A double-spend in Bitcoin?!
Yesterday, there were several news reports about a “double spend” in Bitcoin and some went a step further and described Bitcoin as being “broken” or “flawed”.
Let me set the record straight and explain what happened, why it’s perfectly normal, and why you need not be concerned.
Bitcoin mining is a process whereby dedicated specialist equipment tries to find a number under a certain value by running a hash algorithm over and over again. It’s mathematically impossible to cheat this system and that’s what gives Bitcoin its security. The target value is called the “difficulty”, which adjusts regularly to ensure that blocks are found - on average - around once every ten minutes.
Each block builds on top of the previous block and all miners are racing to create the next valid block. Once a miner finds a valid block, they broadcast it to the network and every miner who sees this new block starts trying to find the next one, built on top of this new one.
Occasionally - just by chance - two miners find a block at around the same time. Let’s say the last block was block number 31336, so we’ll call these blocks “31337a” and “31337b”. Both of the miners broadcast their respective blocks to the network and start building the next block. Some miners get block 31337a first and begin building on that, while others get 31337b first and begin building candidates for block 31338 on top.
Right now, there are two possible “latest” blocks. If a transaction was in 31337a but not in 31337b, it may appear to have one confirmation in some clients and zero confirmations in others depending on which block they consider to be the latest.
Some time around 10 minutes later, a miner releases block 31338. In this case, he built it on top of 31337b. Anyone who considered 31337a the valid latest block will see block 31338 and based on that discard 31337a, putting 31337b in instead. This is because there’s only one 31338, it’s valid, and it’s the “chain with the greatest amount of work”, being one block longer than the one up to 31337a which had no valid block built on top of it.
On average, this happens once every couple of weeks in Bitcoin and is perfectly normal.
The process of discarding the older blocks and going with the longest chain is called “reorganisation”.
A few times a year, the following block (31338 in my example) also has two miners finding it and so now we’ve got 31337a, 31338a, 31337b, and 31338b. This gets resolved when 31339 is found. This is a 2-block reorganisation.
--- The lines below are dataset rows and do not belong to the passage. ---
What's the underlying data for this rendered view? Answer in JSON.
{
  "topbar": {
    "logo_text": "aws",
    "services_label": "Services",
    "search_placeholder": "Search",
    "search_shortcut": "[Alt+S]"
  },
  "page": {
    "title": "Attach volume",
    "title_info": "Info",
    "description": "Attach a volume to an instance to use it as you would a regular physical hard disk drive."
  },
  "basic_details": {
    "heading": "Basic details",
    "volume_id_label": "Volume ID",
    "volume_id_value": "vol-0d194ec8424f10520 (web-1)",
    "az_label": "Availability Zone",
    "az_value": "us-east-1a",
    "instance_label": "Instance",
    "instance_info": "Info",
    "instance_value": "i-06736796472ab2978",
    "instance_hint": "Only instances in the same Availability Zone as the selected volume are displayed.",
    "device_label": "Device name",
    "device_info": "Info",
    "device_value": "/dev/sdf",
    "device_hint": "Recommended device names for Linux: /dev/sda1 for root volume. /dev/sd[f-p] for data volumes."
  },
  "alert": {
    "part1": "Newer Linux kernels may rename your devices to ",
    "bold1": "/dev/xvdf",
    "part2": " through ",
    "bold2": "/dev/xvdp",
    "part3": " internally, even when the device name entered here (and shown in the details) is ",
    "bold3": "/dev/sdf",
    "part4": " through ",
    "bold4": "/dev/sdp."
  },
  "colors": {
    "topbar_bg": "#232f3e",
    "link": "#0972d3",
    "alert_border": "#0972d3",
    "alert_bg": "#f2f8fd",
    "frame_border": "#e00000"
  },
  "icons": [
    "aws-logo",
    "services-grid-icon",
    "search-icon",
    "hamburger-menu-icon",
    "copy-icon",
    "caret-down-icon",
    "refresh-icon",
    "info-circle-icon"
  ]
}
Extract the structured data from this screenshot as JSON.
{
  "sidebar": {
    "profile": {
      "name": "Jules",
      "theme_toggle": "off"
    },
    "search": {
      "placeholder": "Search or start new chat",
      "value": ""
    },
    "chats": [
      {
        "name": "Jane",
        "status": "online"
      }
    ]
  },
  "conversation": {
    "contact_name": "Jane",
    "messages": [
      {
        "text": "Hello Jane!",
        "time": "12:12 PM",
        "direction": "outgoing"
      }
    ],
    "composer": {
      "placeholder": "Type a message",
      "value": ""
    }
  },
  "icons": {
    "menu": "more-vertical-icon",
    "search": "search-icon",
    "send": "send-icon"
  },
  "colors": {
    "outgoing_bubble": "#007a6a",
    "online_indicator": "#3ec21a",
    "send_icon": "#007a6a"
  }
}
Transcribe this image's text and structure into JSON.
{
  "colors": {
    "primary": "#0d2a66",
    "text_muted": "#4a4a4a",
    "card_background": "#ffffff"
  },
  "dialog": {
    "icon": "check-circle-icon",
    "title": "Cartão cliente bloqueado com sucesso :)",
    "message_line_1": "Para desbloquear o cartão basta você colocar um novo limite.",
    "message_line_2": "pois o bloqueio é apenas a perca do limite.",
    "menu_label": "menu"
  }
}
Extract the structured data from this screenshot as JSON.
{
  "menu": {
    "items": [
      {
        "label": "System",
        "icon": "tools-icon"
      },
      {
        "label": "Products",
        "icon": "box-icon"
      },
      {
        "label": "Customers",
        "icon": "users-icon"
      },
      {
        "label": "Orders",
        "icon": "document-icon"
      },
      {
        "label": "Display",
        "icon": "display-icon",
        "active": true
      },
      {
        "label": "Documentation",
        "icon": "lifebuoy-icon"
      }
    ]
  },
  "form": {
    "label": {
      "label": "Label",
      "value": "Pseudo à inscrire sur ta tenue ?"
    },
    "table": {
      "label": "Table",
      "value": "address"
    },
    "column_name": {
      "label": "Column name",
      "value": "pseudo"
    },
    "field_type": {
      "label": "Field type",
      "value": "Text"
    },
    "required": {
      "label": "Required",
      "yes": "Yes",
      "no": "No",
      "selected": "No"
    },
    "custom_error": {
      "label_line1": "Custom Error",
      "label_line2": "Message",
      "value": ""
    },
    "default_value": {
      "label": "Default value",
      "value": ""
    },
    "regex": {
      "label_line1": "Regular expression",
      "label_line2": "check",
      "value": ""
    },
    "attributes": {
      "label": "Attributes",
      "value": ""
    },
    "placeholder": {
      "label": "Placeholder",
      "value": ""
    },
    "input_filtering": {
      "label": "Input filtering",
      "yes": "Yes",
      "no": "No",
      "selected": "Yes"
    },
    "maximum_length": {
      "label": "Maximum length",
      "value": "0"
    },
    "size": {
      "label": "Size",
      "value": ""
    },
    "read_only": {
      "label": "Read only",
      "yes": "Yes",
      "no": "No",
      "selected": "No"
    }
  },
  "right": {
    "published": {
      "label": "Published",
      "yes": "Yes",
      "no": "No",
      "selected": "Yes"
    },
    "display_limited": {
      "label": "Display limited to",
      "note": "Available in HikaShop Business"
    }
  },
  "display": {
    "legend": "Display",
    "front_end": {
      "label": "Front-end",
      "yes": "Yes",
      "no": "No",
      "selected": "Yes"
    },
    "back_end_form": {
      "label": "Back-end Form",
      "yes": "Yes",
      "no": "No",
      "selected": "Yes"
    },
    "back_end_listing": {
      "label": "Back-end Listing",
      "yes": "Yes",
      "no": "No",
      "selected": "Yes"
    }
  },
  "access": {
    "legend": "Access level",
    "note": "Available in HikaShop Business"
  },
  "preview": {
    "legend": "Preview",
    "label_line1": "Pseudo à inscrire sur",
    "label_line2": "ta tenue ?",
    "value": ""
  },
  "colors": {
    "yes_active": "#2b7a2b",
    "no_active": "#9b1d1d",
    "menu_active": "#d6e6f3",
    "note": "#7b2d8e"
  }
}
Reorganisations of 3 blocks or more are theoretically possible but vanishingly rare to the point that they haven’t happened as far as I know within Bitcoins 12 year history.
So, where does the “double spend” come in to it?
Well, imagine that in block 31337a, there was a transaction sending some amount of Bitcoin to some address. In block 31337b, that transaction spent the same Bitcoin to a different address. To someone who considered 31337a the valid chain for those 10 minutes of uncertainty, it would seem as if the transaction went from one confirmation to zero AND that the money was suddenly sent somewhere else instead.
This isn’t really a double-spend, because the money didn’t go to two different addresses. The moment that 31338 comes out and everyone agrees to it, 31337a is invalid. The transaction sending to the first address never really happened.
When accepting on-chain Bitcoin transactions for goods and services, it’s considered good practice to wait for several confirmations before considering it paid for exactly this reason. If this were a purchase, the merchant likely never considered it paid to begin with.
Since there is no way to know in advance that two miners will find candidate blocks at the same time, this isn’t something that can be abused as an “attack” on Bitcoin. Even if you could somehow know in advance (and I stress, this is Impossible) any party involved in large amount of money being transferred will wait for several confirmations for it to be considered final. As it happens, this particular case was only around the equivalent of $20 anyway. It was almost certainly entirely accidental and utterly mundane.